Algunos movimientos en la comunidad académica parecerían estar anunciando un cambio de tendencia, pues parecería que vuelve a ser un bien apreciado su conciencia como ciudadanos responsables. [Antonio Lafuente]
Hace unos días
500 científicos británicos salían en defensa de la experimentación animal y acusan a quienes la persiguen y boicotean de estar obstaculizando la marcha del progreso médico. Dos meses antes, las
Academias de Ciencias de los países del G8 se distanciaban de sus gobiernos en relación con la gestión del cambio climático, y les recomendaban ser menos prudentes y pasar ya de una vez a la acción.
También en estos días hemos visto, vía
The Loon, como numerosas sociedades científicas (
National Science Teacher' Association,
American Astronomical Society ,
American Geophysical Union) han criticado abiertamente
las declaraciones del presidente Bush que ponían en un mismo plano de verosimilitud el evolucionismo y la hipótesis (deberíamos decir, la ocurrencia, como se prueba en el blog
uti. Unscrewing The Inscrutable) del diseño inteligente.
Acaba de salir el esperado y polémico libro de
Chris Mooney,
The Republican War on Science, que da contenido y fundamento a la larga queja de muchos científicos que se sienten intimidados por la administración norteamericana.

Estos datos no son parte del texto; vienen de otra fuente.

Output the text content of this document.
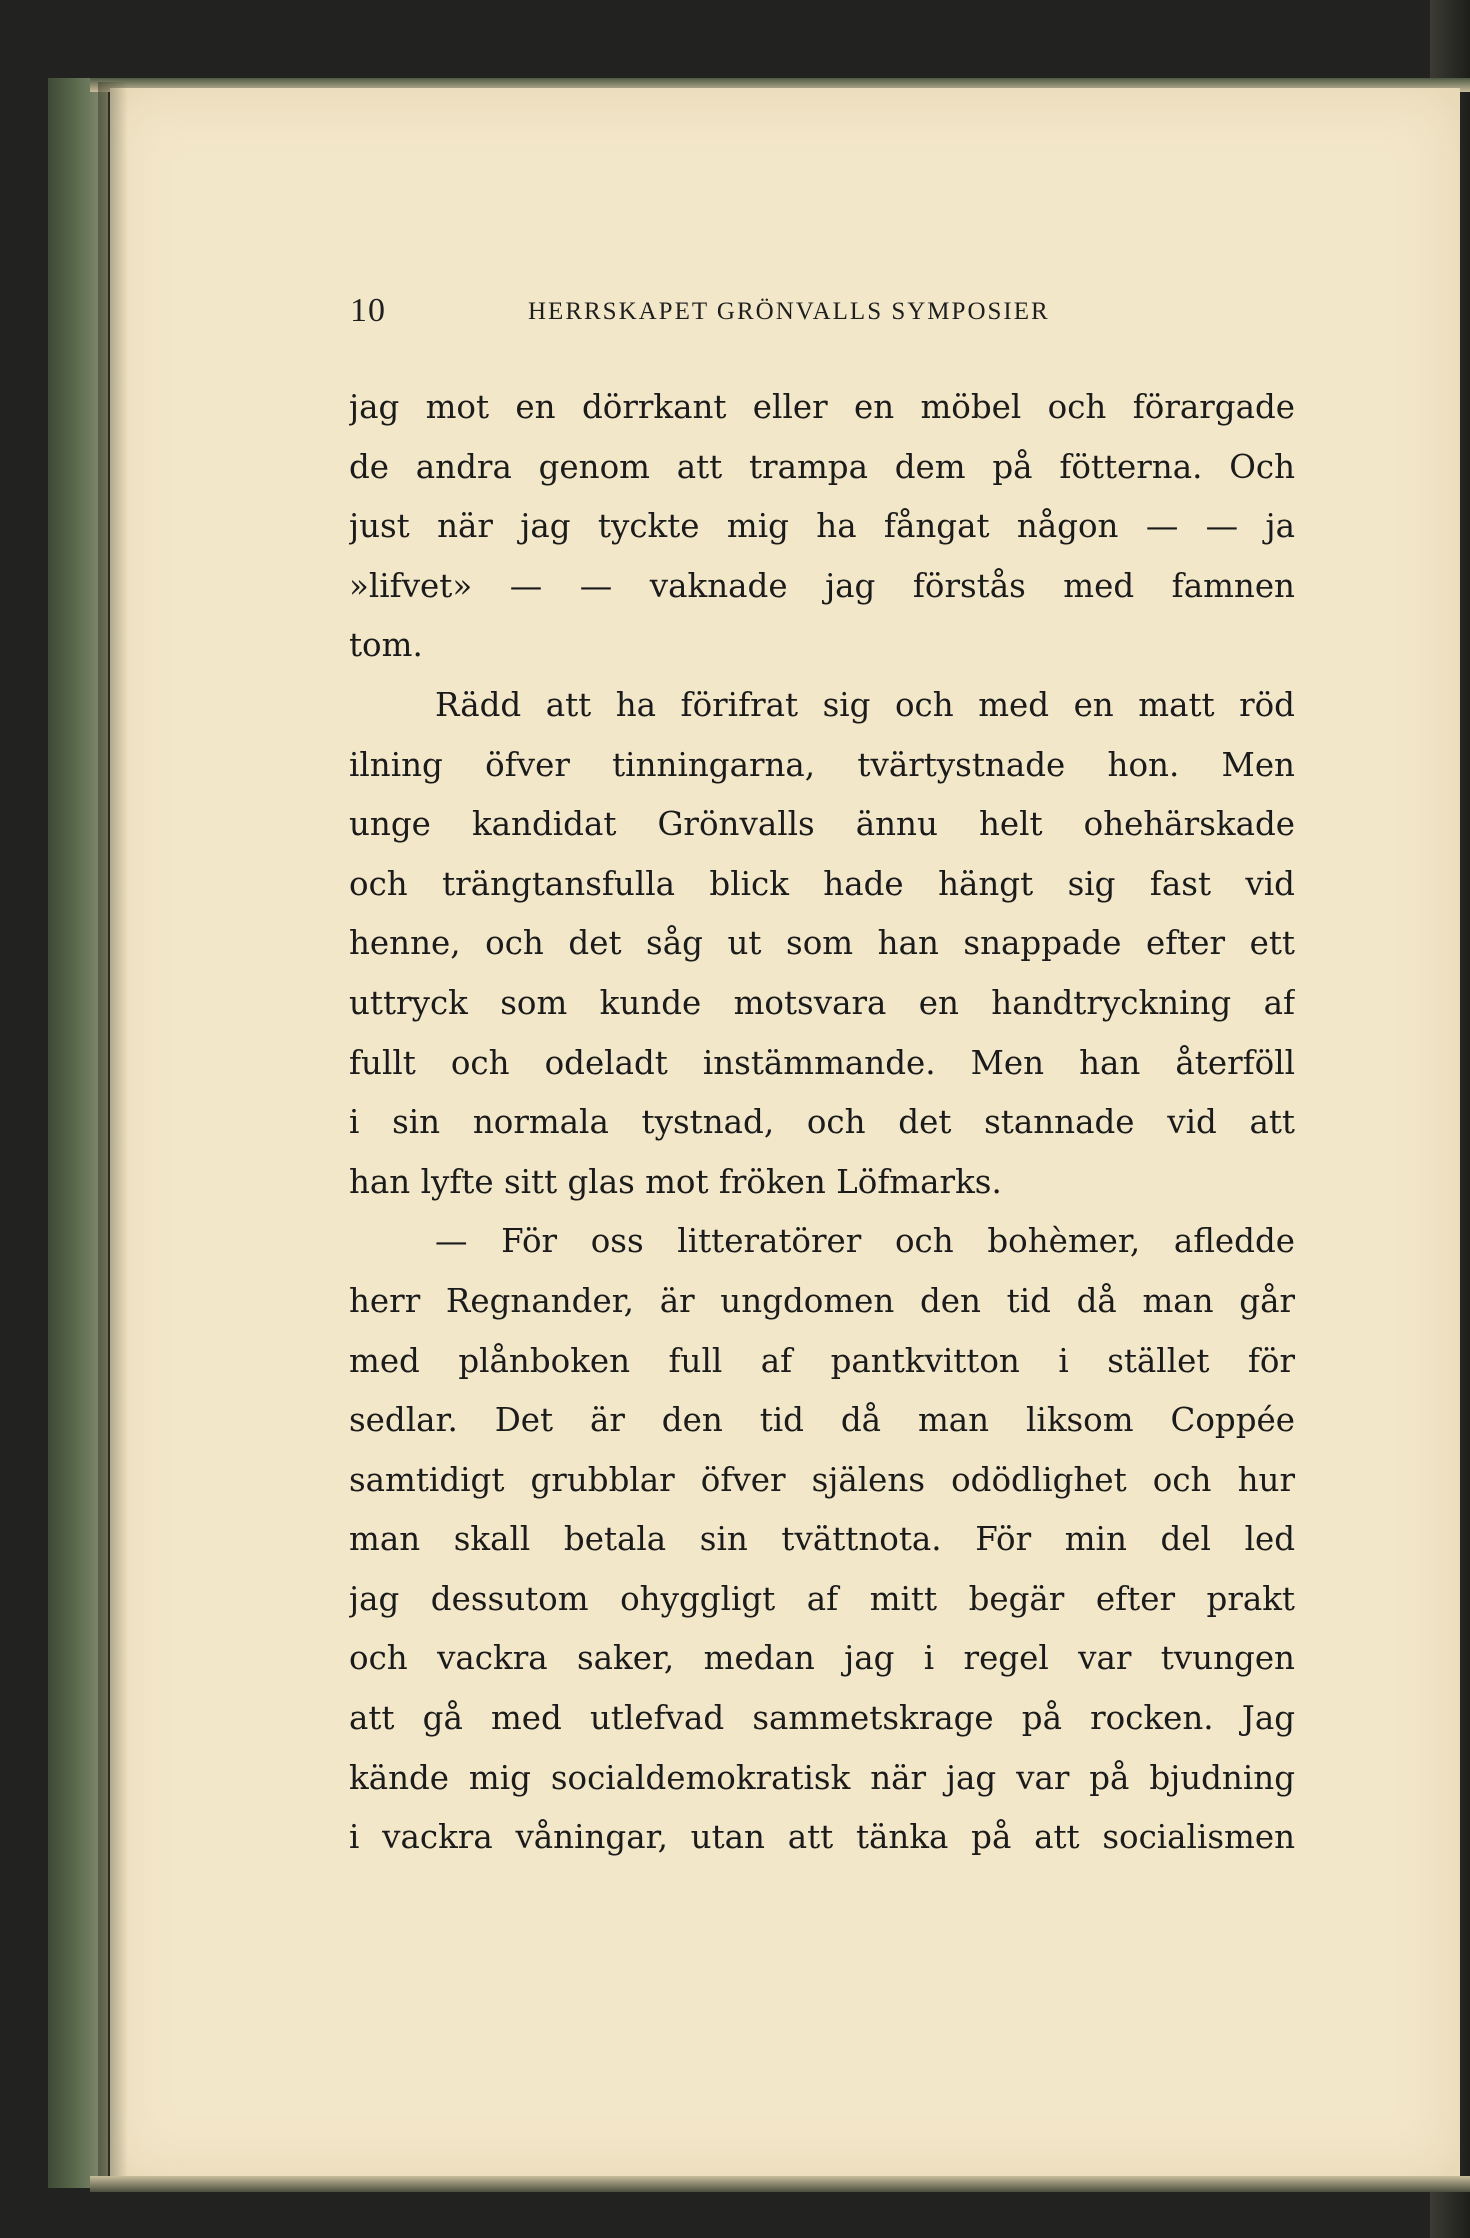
10	HERRSKAPET GRÖNVALLS SYMPOSIER
jag mot en dörrkant eller en möbel och förargade
de andra genom att trampa dem på fötterna. Och
just när jag tyckte mig ha fångat någon — — ja
»lifvet» — — vaknade jag förstås med famnen
tom.
Rädd att ha förifrat sig och med en matt röd
ilning öfver tinningarna, tvärtystnade hon. Men
unge kandidat Grönvalls ännu helt ohehärskade
och trängtansfulla blick hade hängt sig fast vid
henne, och det såg ut som han snappade efter ett
uttryck som kunde motsvara en handtryckning af
fullt och odeladt instämmande. Men han återföll
i sin normala tystnad, och det stannade vid att
han lyfte sitt glas mot fröken Löfmarks.
— För oss litteratörer och bohèmer, afledde
herr Regnander, är ungdomen den tid då man går
med plånboken full af pantkvitton i stället för
sedlar. Det är den tid då man liksom Coppée
samtidigt grubblar öfver själens odödlighet och hur
man skall betala sin tvättnota. För min del led
jag dessutom ohyggligt af mitt begär efter prakt
och vackra saker, medan jag i regel var tvungen
att gå med utlefvad sammetskrage på rocken. Jag
kände mig socialdemokratisk när jag var på bjudning
i vackra våningar, utan att tänka på att socialismen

Hoy mismo
The Guardian informa de cómo algunos expertos favorables al cambio climático (y, por tanto, muy proclives a la aplicación de los acuerdos de Kyoto) han denunciado que sus publicaciones han sido sometidas a un escrutinio especialmente severo que sólo buscaba desacreditarlos ante la comunidad científica por inconsistentes. El libro vendría a culminar un largo movimiento que se fue incubando a lo largo de 2004, cuando más de 7000 científicos firmaron una carta,
Restoring Scientific Integrity in Policymaking,
recientemente actualizada, que acusaba a la administración Bush de "haber socavado la calidad e independencia del sistema de asesoramiento científico", manipulando u ocultando los informes científicos y técnicos que no concordaban con sus políticas. Entre los
científicos firmantes hay 49 premios
Nobel, 63 ganadores de la
National Medal of Science y 154 miembros de las
National Academies.
No es la misma situación pero en Francia, bajo el lema
Sauvons la Recherche, hubo una gran movilización,
calificada de modélica, que condujo a los Etats Generaux de la Science y que también era expresaba una protesta muy extendida contra el supuesto ninguneo del presidente Chirac a la comunidad científica. Igualmemte, y en relación con el
debate sobre el uso de células madre, hemos visto ardientes debates a ambos lados de Atlántico. Hace apenas unos días, contaba
The Scientist, que la CDU, el partido democristiano alemán que lidera Merkel, cuestionaba la pertinencia de que, como quería el socialdemócrata SPD, el Comité Nacional de Ética dependiera del gobierno y no del Parlamento.
Podríamos haber traído más hechos al argumento. El asunto de fondo es si son o no meras coincidencias, pues ciertamente cada día son más los asuntos en los que se requiere su criterio para la formación de opinión pública. Producir hechos contrastados es lento y muy costoso, pero nuestra sociedad tiene otro
tempo, tiene prisa y enfrenta debates cuya respuesta no se puede supeditar a lo que suceda en el laboratorio. Por eso es tan importante que los científicos recuperen su condición de ciudadanos y regresen a la escena política sin caer en la tentación de arrogancias trasnochadas y corporativas, ni estar supeditados a los intereses del gobierno o de alguna empresa.